Pensò bene di affidare il figlio, perché gli facesse da tutore, nientemeno che ad Aristotele, non solo astro nascente della filosofia greca di quel periodo, non solo coraggioso caposcuola che osava contestare l'autorità fino ad allora indiscussa di Platone, ma anche destinato, come Filippo non poteva sapere ma forse intuiva, a diventare fonte di riferimento di ogni sapere successivo basato sull'esperienza piuttosto che sull'astrazione.
Ma non basta ancora, perché la scelta di Aristotele, per quanto geniale, non fu un fatto isolato. Filippo spese tutte le sue energie perché Alessandro crescesse libero, sano, forte, coraggioso, colto, insomma, migliore di sé. Non sono molti i padri che si comportano così, e infatti è difficile trovare il figlio di un grand'uomo che sappia superare il padre, soprattutto sullo stesso suo terreno, anzi, nel caso di Alessandro, addirittura ampliandolo. Il fatto è che anche involontariamente in molti padri, che pure non risparmiano i mezzi per allevare i figli, finisce per prevalere lo spirito di Crono, che invece di promuovere lo sviluppo della progenie la divora, per gelosia, invidia, competizione, o chissà quale altra umanissima debolezza.

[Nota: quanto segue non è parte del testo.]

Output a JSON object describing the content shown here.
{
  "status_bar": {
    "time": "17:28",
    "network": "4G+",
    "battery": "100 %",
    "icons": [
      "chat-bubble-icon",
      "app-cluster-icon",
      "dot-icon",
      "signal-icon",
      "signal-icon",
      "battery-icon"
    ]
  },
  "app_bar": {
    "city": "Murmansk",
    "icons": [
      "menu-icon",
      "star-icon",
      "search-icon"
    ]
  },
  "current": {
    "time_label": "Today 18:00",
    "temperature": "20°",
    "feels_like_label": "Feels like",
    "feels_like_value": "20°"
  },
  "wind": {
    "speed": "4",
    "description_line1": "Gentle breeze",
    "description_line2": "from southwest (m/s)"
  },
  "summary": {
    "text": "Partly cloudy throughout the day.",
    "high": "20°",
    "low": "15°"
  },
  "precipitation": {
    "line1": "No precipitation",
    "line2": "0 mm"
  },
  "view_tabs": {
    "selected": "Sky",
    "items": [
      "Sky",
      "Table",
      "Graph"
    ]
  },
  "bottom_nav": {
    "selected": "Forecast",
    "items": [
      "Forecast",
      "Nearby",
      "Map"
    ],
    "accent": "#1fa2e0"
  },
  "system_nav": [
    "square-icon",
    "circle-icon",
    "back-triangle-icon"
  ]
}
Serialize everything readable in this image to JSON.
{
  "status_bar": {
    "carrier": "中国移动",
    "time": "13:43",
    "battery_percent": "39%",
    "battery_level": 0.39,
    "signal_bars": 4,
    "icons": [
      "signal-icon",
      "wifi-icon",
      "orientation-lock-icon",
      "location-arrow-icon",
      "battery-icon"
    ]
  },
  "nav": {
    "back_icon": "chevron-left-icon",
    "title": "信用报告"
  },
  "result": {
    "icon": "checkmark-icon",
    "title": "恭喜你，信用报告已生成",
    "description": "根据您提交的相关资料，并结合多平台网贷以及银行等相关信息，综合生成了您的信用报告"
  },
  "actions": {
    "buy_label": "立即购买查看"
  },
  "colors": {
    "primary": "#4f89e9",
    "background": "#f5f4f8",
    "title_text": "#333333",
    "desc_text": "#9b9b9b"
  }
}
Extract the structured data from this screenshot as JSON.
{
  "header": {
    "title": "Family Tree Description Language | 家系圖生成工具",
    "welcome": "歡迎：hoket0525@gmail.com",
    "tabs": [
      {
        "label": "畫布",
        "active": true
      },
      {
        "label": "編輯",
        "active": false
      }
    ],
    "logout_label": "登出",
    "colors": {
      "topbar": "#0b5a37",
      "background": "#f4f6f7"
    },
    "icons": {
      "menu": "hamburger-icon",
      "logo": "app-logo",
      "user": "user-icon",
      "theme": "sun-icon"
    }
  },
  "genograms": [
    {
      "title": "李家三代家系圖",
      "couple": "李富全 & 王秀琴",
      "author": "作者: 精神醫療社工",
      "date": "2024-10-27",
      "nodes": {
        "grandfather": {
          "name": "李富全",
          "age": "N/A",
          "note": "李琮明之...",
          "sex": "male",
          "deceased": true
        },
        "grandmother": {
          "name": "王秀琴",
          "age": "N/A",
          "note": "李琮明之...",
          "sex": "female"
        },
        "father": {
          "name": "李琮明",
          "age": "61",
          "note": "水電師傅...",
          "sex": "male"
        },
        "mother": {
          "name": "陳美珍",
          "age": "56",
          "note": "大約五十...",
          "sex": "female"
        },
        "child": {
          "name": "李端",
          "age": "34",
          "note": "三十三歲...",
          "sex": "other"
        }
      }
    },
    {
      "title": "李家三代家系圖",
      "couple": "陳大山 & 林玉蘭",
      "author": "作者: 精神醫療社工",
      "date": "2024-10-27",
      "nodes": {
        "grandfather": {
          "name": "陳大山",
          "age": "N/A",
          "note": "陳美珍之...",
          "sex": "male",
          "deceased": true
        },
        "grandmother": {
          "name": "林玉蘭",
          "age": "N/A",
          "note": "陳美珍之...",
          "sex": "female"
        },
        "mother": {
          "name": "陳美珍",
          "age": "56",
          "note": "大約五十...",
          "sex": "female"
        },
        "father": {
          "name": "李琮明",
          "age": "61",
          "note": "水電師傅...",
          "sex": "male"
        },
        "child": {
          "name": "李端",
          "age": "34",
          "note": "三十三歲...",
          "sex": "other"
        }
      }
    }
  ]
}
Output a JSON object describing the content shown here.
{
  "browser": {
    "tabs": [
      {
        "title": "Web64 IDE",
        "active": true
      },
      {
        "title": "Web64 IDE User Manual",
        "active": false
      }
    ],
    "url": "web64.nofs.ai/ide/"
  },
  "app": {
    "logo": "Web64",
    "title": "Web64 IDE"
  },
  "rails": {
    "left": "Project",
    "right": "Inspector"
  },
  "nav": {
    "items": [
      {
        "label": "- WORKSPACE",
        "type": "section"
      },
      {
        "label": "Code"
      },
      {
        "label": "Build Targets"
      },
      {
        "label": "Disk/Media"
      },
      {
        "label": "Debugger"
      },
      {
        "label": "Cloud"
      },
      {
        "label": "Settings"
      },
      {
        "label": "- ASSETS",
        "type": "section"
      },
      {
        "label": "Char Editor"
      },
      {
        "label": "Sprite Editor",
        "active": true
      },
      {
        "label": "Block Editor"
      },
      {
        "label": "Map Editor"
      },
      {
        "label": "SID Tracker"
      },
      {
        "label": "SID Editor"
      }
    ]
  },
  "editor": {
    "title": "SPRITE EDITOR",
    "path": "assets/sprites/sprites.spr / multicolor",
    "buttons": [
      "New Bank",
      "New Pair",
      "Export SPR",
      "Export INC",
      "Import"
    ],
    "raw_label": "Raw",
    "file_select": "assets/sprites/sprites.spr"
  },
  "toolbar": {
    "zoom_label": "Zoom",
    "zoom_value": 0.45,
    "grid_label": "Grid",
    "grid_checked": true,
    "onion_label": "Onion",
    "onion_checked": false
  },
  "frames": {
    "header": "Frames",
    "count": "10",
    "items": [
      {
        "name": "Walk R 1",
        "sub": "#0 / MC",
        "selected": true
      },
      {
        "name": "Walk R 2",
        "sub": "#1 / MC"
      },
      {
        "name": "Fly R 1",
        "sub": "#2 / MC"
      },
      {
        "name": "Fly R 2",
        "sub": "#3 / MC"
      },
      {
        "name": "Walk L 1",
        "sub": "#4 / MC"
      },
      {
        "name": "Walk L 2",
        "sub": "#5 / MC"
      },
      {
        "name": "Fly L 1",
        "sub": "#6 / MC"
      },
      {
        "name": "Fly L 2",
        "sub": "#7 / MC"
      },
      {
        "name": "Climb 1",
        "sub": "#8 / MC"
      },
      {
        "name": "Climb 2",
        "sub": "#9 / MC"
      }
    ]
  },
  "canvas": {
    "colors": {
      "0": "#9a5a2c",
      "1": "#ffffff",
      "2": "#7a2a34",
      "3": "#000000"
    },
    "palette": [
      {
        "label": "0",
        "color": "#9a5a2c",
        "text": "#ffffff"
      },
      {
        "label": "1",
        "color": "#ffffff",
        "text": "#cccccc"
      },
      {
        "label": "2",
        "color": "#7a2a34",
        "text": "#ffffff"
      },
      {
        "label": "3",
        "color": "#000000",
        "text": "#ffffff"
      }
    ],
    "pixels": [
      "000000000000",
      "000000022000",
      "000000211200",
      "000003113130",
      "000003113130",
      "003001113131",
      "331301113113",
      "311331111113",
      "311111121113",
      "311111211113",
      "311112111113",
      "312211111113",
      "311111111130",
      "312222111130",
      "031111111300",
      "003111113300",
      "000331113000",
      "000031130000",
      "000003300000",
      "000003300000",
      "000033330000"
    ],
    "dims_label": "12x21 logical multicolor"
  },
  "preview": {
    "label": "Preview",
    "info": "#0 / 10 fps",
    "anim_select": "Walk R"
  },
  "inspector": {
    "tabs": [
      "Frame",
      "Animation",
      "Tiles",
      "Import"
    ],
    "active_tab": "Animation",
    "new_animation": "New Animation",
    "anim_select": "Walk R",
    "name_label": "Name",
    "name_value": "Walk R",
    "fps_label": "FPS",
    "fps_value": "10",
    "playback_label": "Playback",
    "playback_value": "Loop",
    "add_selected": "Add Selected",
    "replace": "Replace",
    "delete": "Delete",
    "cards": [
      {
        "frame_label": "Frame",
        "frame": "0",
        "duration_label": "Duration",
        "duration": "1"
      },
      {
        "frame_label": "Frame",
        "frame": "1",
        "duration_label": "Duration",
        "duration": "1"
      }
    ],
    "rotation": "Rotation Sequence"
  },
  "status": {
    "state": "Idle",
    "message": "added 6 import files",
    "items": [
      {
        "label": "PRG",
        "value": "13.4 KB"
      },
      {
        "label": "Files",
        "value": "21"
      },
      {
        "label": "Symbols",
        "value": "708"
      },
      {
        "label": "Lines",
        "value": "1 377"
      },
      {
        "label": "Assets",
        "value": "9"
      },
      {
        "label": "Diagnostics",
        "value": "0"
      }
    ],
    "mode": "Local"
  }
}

Filippo invece, addirittura finisce per accettare, perdonandolo, l'atto di insubordinazione del suo giovane leone. Come se capisse, assai prima di Freud, che per diventare uomo un figlio deve rompere col padre, deve simbolicamente ucciderlo. O, come hanno insinuato alcuni storici, vederselo eliminare fisicamente dalla madre.
Lei si chiamava Olimpia. Una pazza, diremmo oggi, che incuriosì ed eccitò Filippo per una non lunga stagione, giusto il tempo per dargli l'erede al trono che aspettava, e poi accantonarla a vantaggio della più giovane e banale Cleopatra. Povero Filippo, non l'avesse mai fatto. Gelosie, lotte per il potere, trame per la successione, furori edipici, tutto si mescola ed esplode in una vera e propria, è il caso di dirlo, tragedia greca.
Il destino di Olimpia e Alessandro non è più quello del re, che non a caso ci lascia la pelle. Quali i veri moventi e i veri organizzatori dell'omicidio non si saprà mai. Ma non c'è dubbio che della sua scomparsa si avvantaggino proprio madre e figlio, come d'altra parte, spudoratamente a suo agio nei panni di dark lady, Olimpia conferma deponendo fiori ai piedi del regicida.